The present invention is a photographing unit characterized in that the curvature ratio of the aperture of the photographing unit is R ≦ 130 (R is a radius of curvature mm), and the curvature ratio is preferably R ≦ 120, particularly preferably 90 ≦. R ≦ 115.

Further, the axial distance between the axial center of the film in the film supply chamber 11 and the winding shaft of the cartridge P in the film winding chamber 12 is L.

In the present invention, the axial distance L between the central axis of the film supply chamber and the center of the winding shaft of the film winding chamber is
It is 70 mm or less, preferably 50 mm or more and 65 mm or less.

FIG. 2 is a vertical sectional view of the lens-fitted film unit of the present invention. In FIG. 2, the film F is used at the time of shooting.
The side wall 1b of the outer rail 1a of the main body 1 restricts the position in the width direction, and the inner rail surface 1c and the inner wall of the pressure plate 5 are restricted in position in the optical axis direction by a plurality of ribs 2a provided in parallel to the film feeding direction. Has been done.

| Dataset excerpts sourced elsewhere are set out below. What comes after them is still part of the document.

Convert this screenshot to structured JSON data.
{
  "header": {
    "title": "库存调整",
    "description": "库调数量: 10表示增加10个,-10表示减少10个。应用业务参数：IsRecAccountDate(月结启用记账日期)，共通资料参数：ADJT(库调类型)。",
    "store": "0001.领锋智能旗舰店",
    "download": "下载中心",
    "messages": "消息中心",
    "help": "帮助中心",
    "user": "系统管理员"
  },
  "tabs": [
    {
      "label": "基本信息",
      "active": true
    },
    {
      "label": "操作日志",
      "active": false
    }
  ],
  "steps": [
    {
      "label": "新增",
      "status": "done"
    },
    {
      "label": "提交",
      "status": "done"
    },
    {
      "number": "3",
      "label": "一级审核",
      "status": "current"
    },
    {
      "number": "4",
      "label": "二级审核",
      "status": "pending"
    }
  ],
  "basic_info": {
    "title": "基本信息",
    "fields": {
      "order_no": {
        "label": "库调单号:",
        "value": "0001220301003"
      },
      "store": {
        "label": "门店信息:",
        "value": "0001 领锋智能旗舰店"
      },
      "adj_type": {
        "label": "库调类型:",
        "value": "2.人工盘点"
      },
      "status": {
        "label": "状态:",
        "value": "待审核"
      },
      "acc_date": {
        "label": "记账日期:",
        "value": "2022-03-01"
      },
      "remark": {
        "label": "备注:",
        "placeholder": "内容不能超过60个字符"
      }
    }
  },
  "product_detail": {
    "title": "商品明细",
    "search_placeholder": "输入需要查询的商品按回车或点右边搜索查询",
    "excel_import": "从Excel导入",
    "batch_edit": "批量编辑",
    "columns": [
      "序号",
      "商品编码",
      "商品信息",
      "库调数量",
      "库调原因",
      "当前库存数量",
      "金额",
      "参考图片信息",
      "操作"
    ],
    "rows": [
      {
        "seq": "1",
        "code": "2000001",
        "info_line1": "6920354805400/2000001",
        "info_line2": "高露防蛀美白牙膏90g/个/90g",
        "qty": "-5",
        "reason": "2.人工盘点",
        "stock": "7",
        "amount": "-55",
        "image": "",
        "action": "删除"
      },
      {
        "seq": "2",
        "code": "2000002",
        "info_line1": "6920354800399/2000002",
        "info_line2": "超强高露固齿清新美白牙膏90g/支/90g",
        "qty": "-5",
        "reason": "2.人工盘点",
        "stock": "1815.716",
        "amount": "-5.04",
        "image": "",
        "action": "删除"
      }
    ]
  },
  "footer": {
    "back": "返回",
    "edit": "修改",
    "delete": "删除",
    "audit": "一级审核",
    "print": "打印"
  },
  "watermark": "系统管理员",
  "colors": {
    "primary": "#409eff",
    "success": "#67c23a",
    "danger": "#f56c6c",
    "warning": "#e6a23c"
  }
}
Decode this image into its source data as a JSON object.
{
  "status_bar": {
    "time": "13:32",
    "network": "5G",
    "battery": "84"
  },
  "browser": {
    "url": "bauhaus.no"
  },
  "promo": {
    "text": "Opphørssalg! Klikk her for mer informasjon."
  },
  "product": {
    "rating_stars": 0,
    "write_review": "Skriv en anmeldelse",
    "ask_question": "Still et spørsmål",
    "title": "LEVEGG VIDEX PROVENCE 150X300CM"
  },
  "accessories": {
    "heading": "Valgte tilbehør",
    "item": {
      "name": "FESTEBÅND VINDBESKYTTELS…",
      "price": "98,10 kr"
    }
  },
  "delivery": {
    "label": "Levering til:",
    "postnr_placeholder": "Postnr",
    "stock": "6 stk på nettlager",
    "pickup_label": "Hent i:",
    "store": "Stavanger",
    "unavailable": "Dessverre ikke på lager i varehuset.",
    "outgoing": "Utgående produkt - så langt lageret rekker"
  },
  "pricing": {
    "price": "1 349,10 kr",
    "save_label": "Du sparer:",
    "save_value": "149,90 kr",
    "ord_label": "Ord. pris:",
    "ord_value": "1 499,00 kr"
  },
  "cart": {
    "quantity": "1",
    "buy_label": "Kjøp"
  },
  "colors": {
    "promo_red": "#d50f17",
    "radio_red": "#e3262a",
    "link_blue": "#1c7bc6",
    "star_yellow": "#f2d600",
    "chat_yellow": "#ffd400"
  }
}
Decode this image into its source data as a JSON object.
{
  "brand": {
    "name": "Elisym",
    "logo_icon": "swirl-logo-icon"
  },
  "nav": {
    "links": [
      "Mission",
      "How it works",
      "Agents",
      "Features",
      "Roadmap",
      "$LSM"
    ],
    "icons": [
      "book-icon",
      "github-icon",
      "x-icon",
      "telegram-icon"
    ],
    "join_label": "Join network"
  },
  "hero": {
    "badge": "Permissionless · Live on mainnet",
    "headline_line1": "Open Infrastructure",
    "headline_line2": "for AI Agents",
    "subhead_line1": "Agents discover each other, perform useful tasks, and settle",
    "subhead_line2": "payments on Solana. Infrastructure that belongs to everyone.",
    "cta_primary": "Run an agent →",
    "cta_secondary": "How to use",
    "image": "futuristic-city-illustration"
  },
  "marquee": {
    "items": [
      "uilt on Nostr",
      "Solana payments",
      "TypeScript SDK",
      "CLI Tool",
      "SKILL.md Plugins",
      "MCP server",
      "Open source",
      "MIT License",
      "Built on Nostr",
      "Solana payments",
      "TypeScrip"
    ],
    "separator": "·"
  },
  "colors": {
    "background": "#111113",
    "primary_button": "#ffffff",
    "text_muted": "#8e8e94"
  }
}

In the present invention, the pressure plate 5 is a photographing unit characterized by having four or more / 10 mm convex ribs in the width direction of the film. 5 or more convex ribs
It is preferably 10 or less / 10 mm.

The present invention also includes a state in which the film is not wound around the shaft but is wound around the film alone in a roll in the film supply chamber of the photographing unit. In this case, the axis of the film supply chamber refers to the center axis of the film wound in a roll, and the center axis moves as the shooting progresses, but the distance in the state closest to the winding axis is the main axis. If it is within the scope of the invention, the effect is exhibited.

In the present invention, the glass transition temperature means 10 mg of a sample in a helium nitrogen stream using a differential thermal analyzer.
It is defined by the arithmetic average of critical points or endothermic peak temperature when the temperature is raised at 20 ° C / min. As the transparent thin polyester support excellent in mechanical strength in the present invention, its glass transition temperature is required to be 90 to 200 ° C., and when it is less than 90 ° C., the photosensitive material is deformed in a high temperature environment where it is handled, It is not preferable because remarkable curling occurs. On the other hand, if the temperature is higher than 200 ° C., it is extremely difficult to process it as a photographic support and requires a lot of energy, which is not practical.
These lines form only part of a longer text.